Foster - Rescues need fosters to take in the animals they save. The more fosters they have, the more animals they can rescue. Fosters are needed for pets of all ages. They also need fosters for short periods of time and longer periods of time. You won't know until you ask.
Donate - Most shelters and rescues are non-profits and need donations of many types - money, food and supplies are top of the list. Many groups also have connections with various online shopping venues. You can donate just by shopping various sites.
Be the solution - If you know someone or meet someone that is considering relinquishing a pet, find out if there's a solution to keep families together. Pet food pantries offer food and supplies for lower income families, temporary foster homes are available when people are displaced, and low cost vaccinations and other services are available as well.

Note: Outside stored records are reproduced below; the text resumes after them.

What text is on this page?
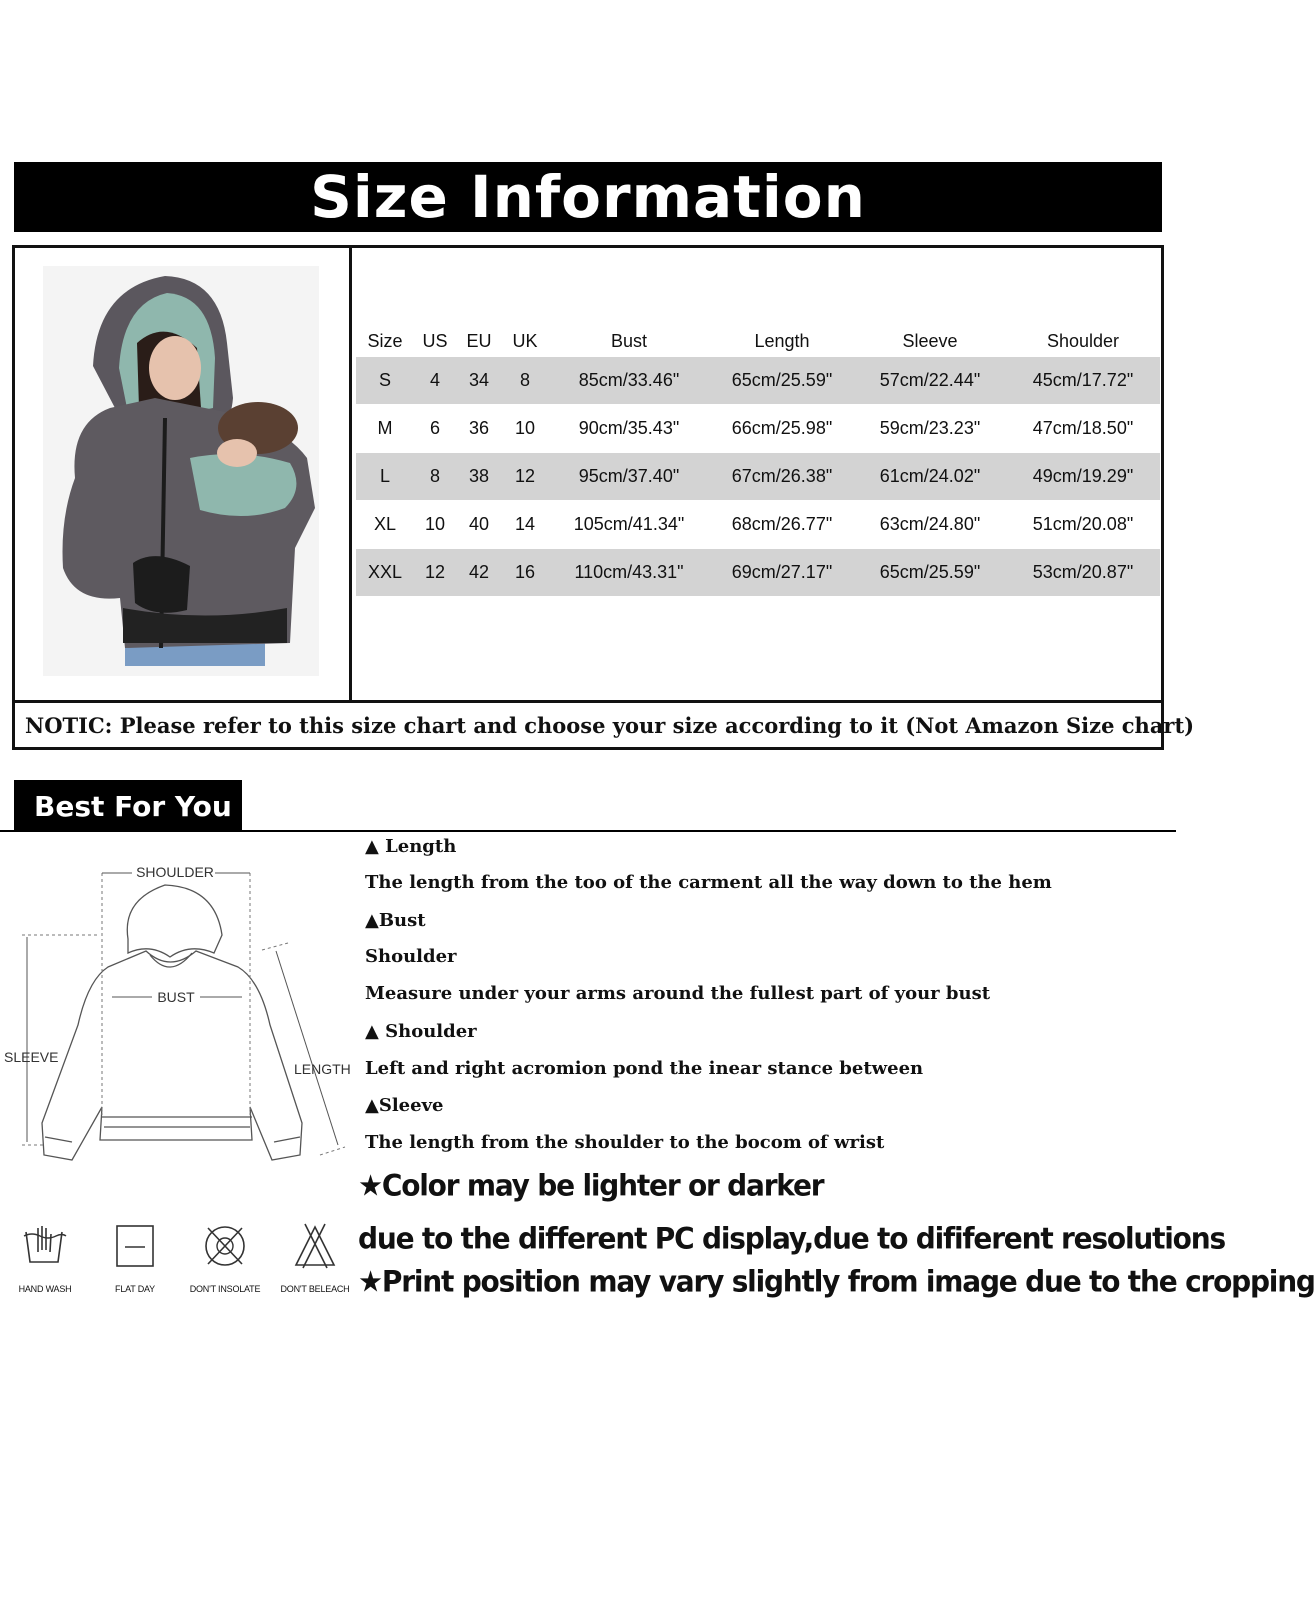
Size Information
NOTIC: Please refer to this size chart and choose your size according to it (Not Amazon Size chart)
Size	US	EU	UK	Bust	Length	Sleeve	Shoulder
S	4	34	8	85cm/33.46"	65cm/25.59"	57cm/22.44"	45cm/17.72"
M	6	36	10	90cm/35.43"	66cm/25.98"	59cm/23.23"	47cm/18.50"
L	8	38	12	95cm/37.40"	67cm/26.38"	61cm/24.02"	49cm/19.29"
XL	10	40	14	105cm/41.34"	68cm/26.77"	63cm/24.80"	51cm/20.08"
XXL	12	42	16	110cm/43.31"	69cm/27.17"	65cm/25.59"	53cm/20.87"
Best For You
SHOULDER
BUST
SLEEVE
LENGTH
HAND WASH	FLAT DAY	DON'T INSOLATE	DON'T BELEACH
▲ Length
The length from the too of the carment all the way down to the hem
▲Bust
Shoulder
Measure under your arms around the fullest part of your bust
▲ Shoulder
Left and right acromion pond the inear stance between
▲Sleeve
The length from the shoulder to the bocom of wrist
★Color may be lighter or darker
due to the different PC display,due to dififerent resolutions
★Print position may vary slightly from image due to the cropping
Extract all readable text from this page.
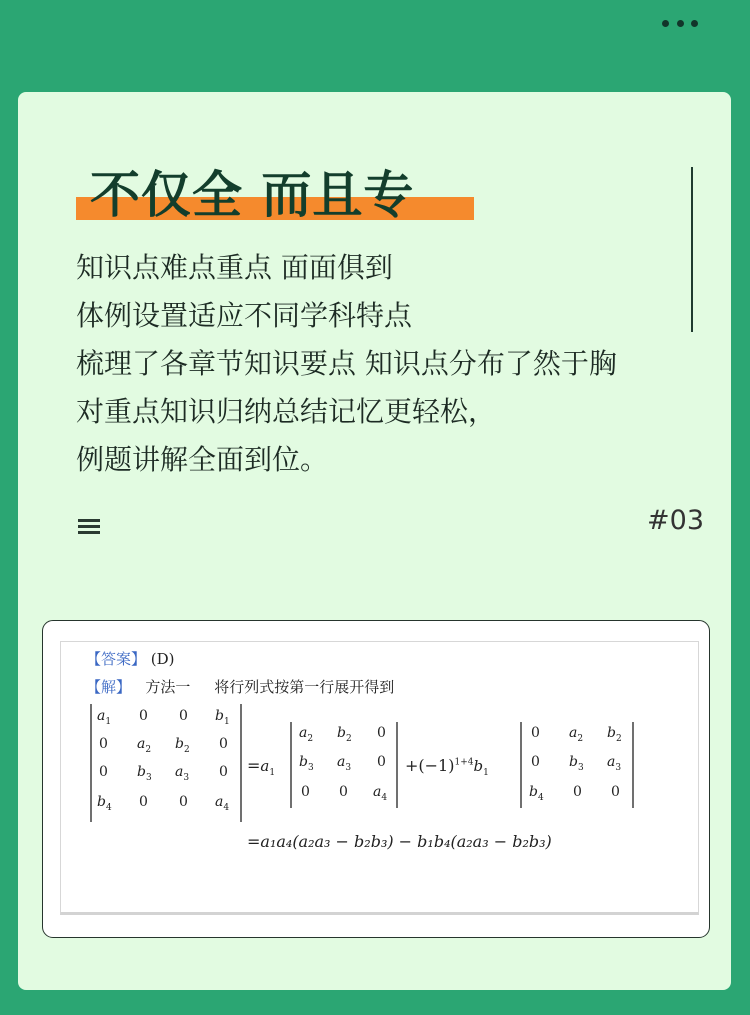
不仅全 而且专
知识点难点重点 面面俱到
体例设置适应不同学科特点
梳理了各章节知识要点 知识点分布了然于胸
对重点知识归纳总结记忆更轻松，
例题讲解全面到位。
#03
【答案】 (D)
【解】 方法一 将行列式按第一行展开得到
$a_1$ 0 0 $b_1$
0 $a_2$ $b_2$ 0
0 $b_3$ $a_3$ 0
$b_4$ 0 0 $a_4$
$=a_1$
$a_2$ $b_2$ 0
$b_3$ $a_3$ 0
0 0 $a_4$
$+(-1)^{1+4}b_1$
0 $a_2$ $b_2$
0 $b_3$ $a_3$
$b_4$ 0 0
=a₁a₄(a₂a₃ − b₂b₃) − b₁b₄(a₂a₃ − b₂b₃)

Say something - If you see a stray dog or cat in your community, take action. If you see abuse or find an injured animal, speak up. You are their voice.
Support TNR - One solution to the stray and feral cat problem is to support TNR - Trap Neuter Return - programs in your community. Cats are trapped, sterilized, and returned to the colony where caretakers keep tabs on the community. It saves lives and keeps many cats out of animal controls.
In the meantime, the outrage will continue over Sochi. While we're powerless to be the change there, we can make a huge difference here. The decision to watch the Olympics is still yours to make - team USA is competing everyday. And, when the dogs of Sochi disappear from you radar, remember the killing of dogs in America and do something to change it.